Сисс сидел, опершись локтями на руль и спрятав лицо в ладони. Падающий сбоку свет уличного фонаря серебряно поблескивал на топорщащейся седой пряди. Грегори стоял и не знал, что делать. Потом, приняв решение, на цыпочках пошел к «бьюику», оглянулся - Сисс не двигался, - сел в машину, резко рванул с места, повернул налево, разогнался на широкой, совершенно пустой улице и вернулся назад. Темная масса «крайслера» росла на глазах; казалось, столкновение неизбежно, но тут Грегори нажал на тормоза, шины взвизгнули, машина проехала по инерции еще несколько метров и ударила в задний бампер «крайслера» - хоть и несильно, но громко. Грегори тотчас же выскочил из машины, восклицая:

– Ради Бога, простите! Тормоза у меня совершенно не держат! Надеюсь, вы не пострадали? Ах, это вы… - уже тише произнес он и остановился.

Сисс, которого удар швырнул вперед, открыл дверцу и, стоя одной ногой на земле, словно он собирался выйти из машины, но потом раздумал, уставился на Грегори, изображавшего удивление и растерянность.

– А, это вы? Как вас… Грегори, да? Что ж это получается, полиция наезжает на мирных граждан?

Они пошли взглянуть на багажник; он был цел, удар, как и надеялся Грегори, принял на себя бампер.

– Как это вам удалось? - выпрямляясь, поинтересовался Сисс.

– Понимаете, машина у меня из проката, ну я и переоценил тормоза. Откровенно говоря, обожаю ездить, что называется, с ветерком, наверно, оттого что еще не перебесился.
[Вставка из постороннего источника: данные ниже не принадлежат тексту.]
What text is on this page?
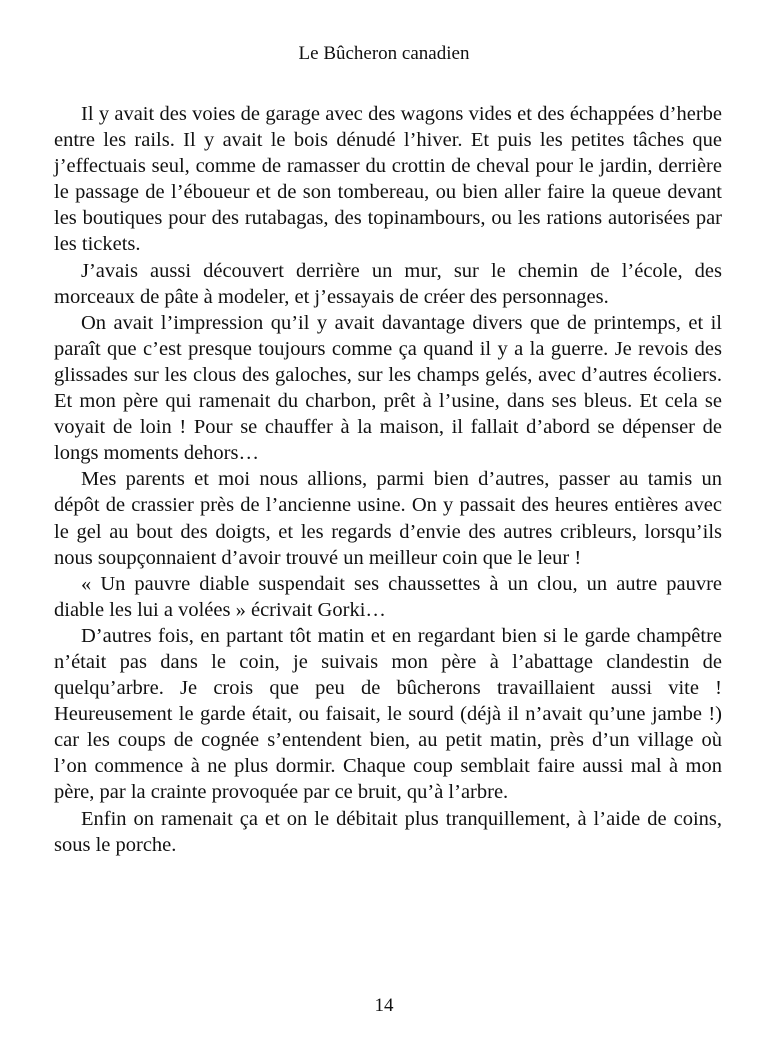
Le Bûcheron canadien

Il y avait des voies de garage avec des wagons vides et des échappées d’herbe entre les rails. Il y avait le bois dénudé l’hiver. Et puis les petites tâches que j’effectuais seul, comme de ramasser du crottin de cheval pour le jardin, derrière le passage de l’éboueur et de son tombereau, ou bien aller faire la queue devant les boutiques pour des rutabagas, des topinambours, ou les rations autorisées par les tickets.

J’avais aussi découvert derrière un mur, sur le chemin de l’école, des morceaux de pâte à modeler, et j’essayais de créer des personnages.

On avait l’impression qu’il y avait davantage divers que de printemps, et il paraît que c’est presque toujours comme ça quand il y a la guerre. Je revois des glissades sur les clous des galoches, sur les champs gelés, avec d’autres écoliers. Et mon père qui ramenait du charbon, prêt à l’usine, dans ses bleus. Et cela se voyait de loin ! Pour se chauffer à la maison, il fallait d’abord se dépenser de longs moments dehors…

Mes parents et moi nous allions, parmi bien d’autres, passer au tamis un dépôt de crassier près de l’ancienne usine. On y passait des heures entières avec le gel au bout des doigts, et les regards d’envie des autres cribleurs, lorsqu’ils nous soupçonnaient d’avoir trouvé un meilleur coin que le leur !

« Un pauvre diable suspendait ses chaussettes à un clou, un autre pauvre diable les lui a volées » écrivait Gorki…

D’autres fois, en partant tôt matin et en regardant bien si le garde champêtre n’était pas dans le coin, je suivais mon père à l’abattage clandestin de quelqu’arbre. Je crois que peu de bûcherons travaillaient aussi vite ! Heureusement le garde était, ou faisait, le sourd (déjà il n’avait qu’une jambe !) car les coups de cognée s’entendent bien, au petit matin, près d’un village où l’on commence à ne plus dormir. Chaque coup semblait faire aussi mal à mon père, par la crainte provoquée par ce bruit, qu’à l’arbre.

Enfin on ramenait ça et on le débitait plus tranquillement, à l’aide de coins, sous le porche.

14
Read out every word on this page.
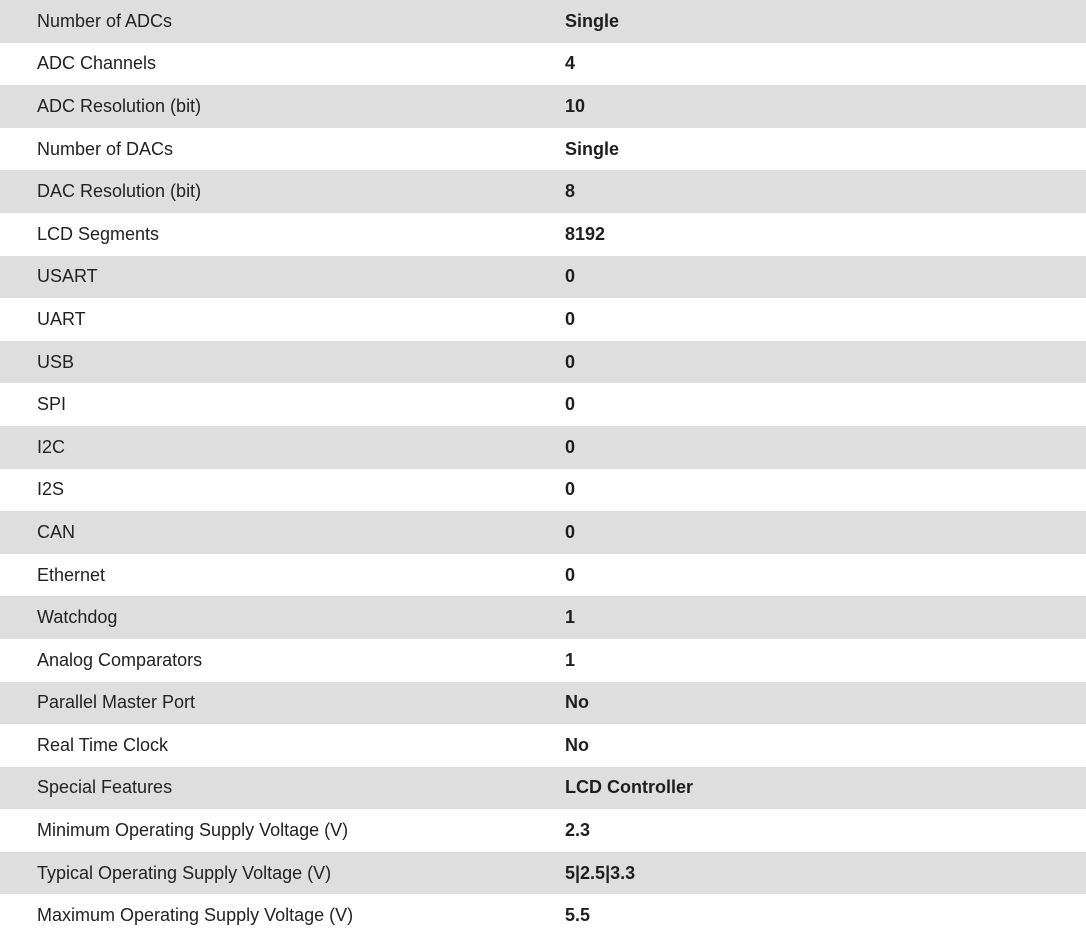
Number of ADCs	Single
ADC Channels	4
ADC Resolution (bit)	10
Number of DACs	Single
DAC Resolution (bit)	8
LCD Segments	8192
USART	0
UART	0
USB	0
SPI	0
I2C	0
I2S	0
CAN	0
Ethernet	0
Watchdog	1
Analog Comparators	1
Parallel Master Port	No
Real Time Clock	No
Special Features	LCD Controller
Minimum Operating Supply Voltage (V)	2.3
Typical Operating Supply Voltage (V)	5|2.5|3.3
Maximum Operating Supply Voltage (V)	5.5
У меня ведь нет машины.

Грегори показалось, что он слишком много говорит, и он замолчал.

– У вас нет машины? - переспросил Сисс.

Вопрос он задал чисто машинально, думая о чем-то своем. При этом натянул на правую руку перчатку, разгладил, застегнул кнопку, а вторую перчатку аккуратно скатал трубочкой. Они все еще стояли возле столкнувшихся автомобилей.
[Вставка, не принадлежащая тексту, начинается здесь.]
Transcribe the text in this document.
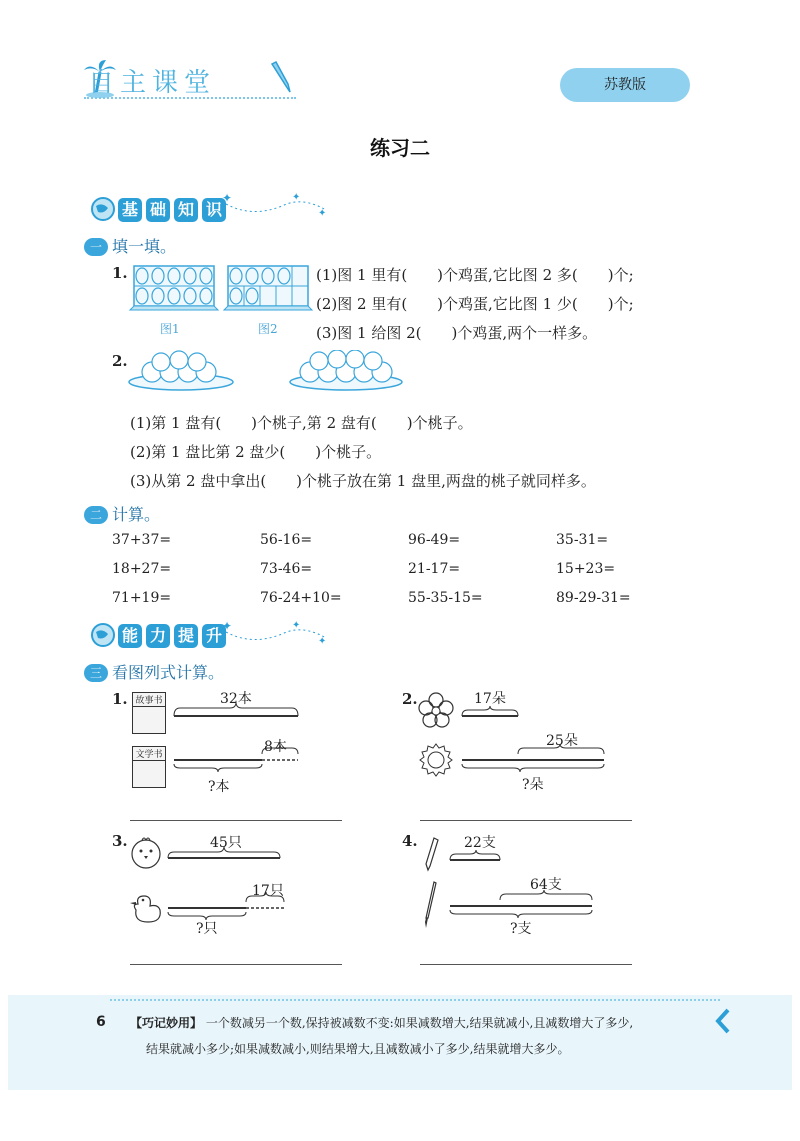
自主课堂	苏教版
练习二
基 础 知 识
✦	✦
✦
一 填一填。
1.
图1	图2
(1)图 1 里有(　　)个鸡蛋,它比图 2 多(　　)个;
(2)图 2 里有(　　)个鸡蛋,它比图 1 少(　　)个;
(3)图 1 给图 2(　　)个鸡蛋,两个一样多。
2.
(1)第 1 盘有(　　)个桃子,第 2 盘有(　　)个桃子。
(2)第 1 盘比第 2 盘少(　　)个桃子。
(3)从第 2 盘中拿出(　　)个桃子放在第 1 盘里,两盘的桃子就同样多。
二 计算。
37+37=	56-16=	96-49=	35-31=
18+27=	73-46=	21-17=	15+23=
71+19=	76-24+10=	55-35-15=	89-29-31=
能 力 提 升 ✦	✦
✦
三 看图列式计算。
1. 故事书
文学书
32本
8本
?本
2.	17朵
25朵
?朵
3.	45只
17只
?只
4.	22支
64支
?支
6 【巧记妙用】 一个数减另一个数,保持被减数不变:如果减数增大,结果就减小,且减数增大了多少,
结果就减小多少;如果减数减小,则结果增大,且减数减小了多少,结果就增大多少。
«Сейчас я его приглашу», - решил Грегори.

– Нету, - ответил он. - Бедность - одна из главнейших добродетелей, свято соблюдаемых в полиции. Но как бы то ни было, я чувствую себя виноватым, и потом, видно, судьба нам велит провести сегодняшний вечер вместе, коль скоро мы вместе отобедали. Кстати, сейчас самое подходящее время поужинать.
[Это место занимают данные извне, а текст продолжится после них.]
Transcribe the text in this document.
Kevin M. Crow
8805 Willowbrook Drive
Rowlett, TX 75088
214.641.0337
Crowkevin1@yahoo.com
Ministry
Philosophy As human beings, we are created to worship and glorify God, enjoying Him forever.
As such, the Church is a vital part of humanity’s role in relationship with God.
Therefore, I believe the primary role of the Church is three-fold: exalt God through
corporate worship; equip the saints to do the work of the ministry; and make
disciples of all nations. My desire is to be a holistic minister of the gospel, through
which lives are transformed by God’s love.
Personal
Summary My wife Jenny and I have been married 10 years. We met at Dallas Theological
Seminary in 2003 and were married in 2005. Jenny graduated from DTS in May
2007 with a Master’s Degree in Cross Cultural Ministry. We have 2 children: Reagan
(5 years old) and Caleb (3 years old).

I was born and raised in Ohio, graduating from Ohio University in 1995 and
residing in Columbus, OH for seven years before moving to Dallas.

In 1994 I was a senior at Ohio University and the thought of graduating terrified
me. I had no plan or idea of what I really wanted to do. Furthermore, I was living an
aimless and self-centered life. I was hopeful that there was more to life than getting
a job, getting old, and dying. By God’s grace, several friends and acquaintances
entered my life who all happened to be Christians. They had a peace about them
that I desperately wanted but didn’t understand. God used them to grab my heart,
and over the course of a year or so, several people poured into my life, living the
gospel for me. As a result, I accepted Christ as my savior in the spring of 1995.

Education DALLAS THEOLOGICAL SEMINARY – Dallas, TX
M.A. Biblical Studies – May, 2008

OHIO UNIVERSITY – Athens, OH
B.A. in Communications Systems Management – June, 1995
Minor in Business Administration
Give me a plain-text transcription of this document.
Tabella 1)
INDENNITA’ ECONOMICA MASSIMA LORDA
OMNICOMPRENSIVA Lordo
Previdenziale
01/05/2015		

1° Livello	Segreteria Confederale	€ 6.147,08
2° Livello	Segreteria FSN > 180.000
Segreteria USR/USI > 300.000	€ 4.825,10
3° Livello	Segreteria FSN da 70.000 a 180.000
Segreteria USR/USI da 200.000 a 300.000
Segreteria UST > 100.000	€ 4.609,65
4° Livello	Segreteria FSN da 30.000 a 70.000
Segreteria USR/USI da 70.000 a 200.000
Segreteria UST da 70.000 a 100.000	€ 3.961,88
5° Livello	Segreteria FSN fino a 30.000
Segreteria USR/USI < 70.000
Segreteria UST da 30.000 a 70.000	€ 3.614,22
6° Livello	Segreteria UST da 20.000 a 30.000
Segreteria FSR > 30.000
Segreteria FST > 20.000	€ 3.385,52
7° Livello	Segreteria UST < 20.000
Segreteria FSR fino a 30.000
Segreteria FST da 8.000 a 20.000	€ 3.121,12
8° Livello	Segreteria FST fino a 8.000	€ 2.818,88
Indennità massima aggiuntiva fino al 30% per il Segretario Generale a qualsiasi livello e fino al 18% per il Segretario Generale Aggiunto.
– Разве что в автомате, принимая во внимание вашу бедность, - рассеянно бросил Сисс. Он все время оглядывался по сторонам, словно кого-то искал.

– Ну уж не настолько я беден. Предлагаю звездный заезд в «Савой». Как вы на это? Наверху там есть уютные уголки. И вино хорошее.

– Нет, благодарю. Я не пью. Не могу. Впрочем, не знаю… В конце концов… - Сисс направился к «крайслеру», сел в него и почти беззвучно добавил:А, все равно…

– Значит, едем! Отлично! Езжайте первым, хорошо? - торопливо говорил Грегори, делая вид, что принимает слова ученого за согласие.

Сисс испытующе взглянул на него, даже высунулся из машины, словно желая рассмотреть выражение лица, потом неожиданно захлопнул дверцу и нажал на стартер. Мотор молчал: Сисс забыл включить зажигание. Грегори видел это, но подсказывать не стал. С минуту Сисс тщетно пытался оживить мертвый мотор, наконец заметил свою оплошность. Садясь за руль, Грегори не был уверен, что ученый поедет в «Савой», и когда тронулся следом за его машиной, вдруг подумал: «Хорошо бы он свернул». Но уже на первом перекрестке понял, что Сисс принял приглашение.

До «Савоя» ехали минут десять, машины оставили на стоянке. Было уже половина десятого, на первом этаже играл оркестр, в центре зала на вращающейся площадке, освещенной снизу разноцветными фонариками, танцевали. Наверх, откуда открывался вид на зал, пришлось пройти мимо колонн, и свет люстр, висящих на длинных цепях, слепил им глаза. К ним подскочил официант и предложил стол в глубине, рядом с шумной компанией, но Грегори отказался и прошел в самый конец балкона. Там, немножко на отшибе, между капителями двух колонн был двухместный столик. Мгновенно появились два официанта во фраках, один с меню, другой с картой вин - довольно толстым томом.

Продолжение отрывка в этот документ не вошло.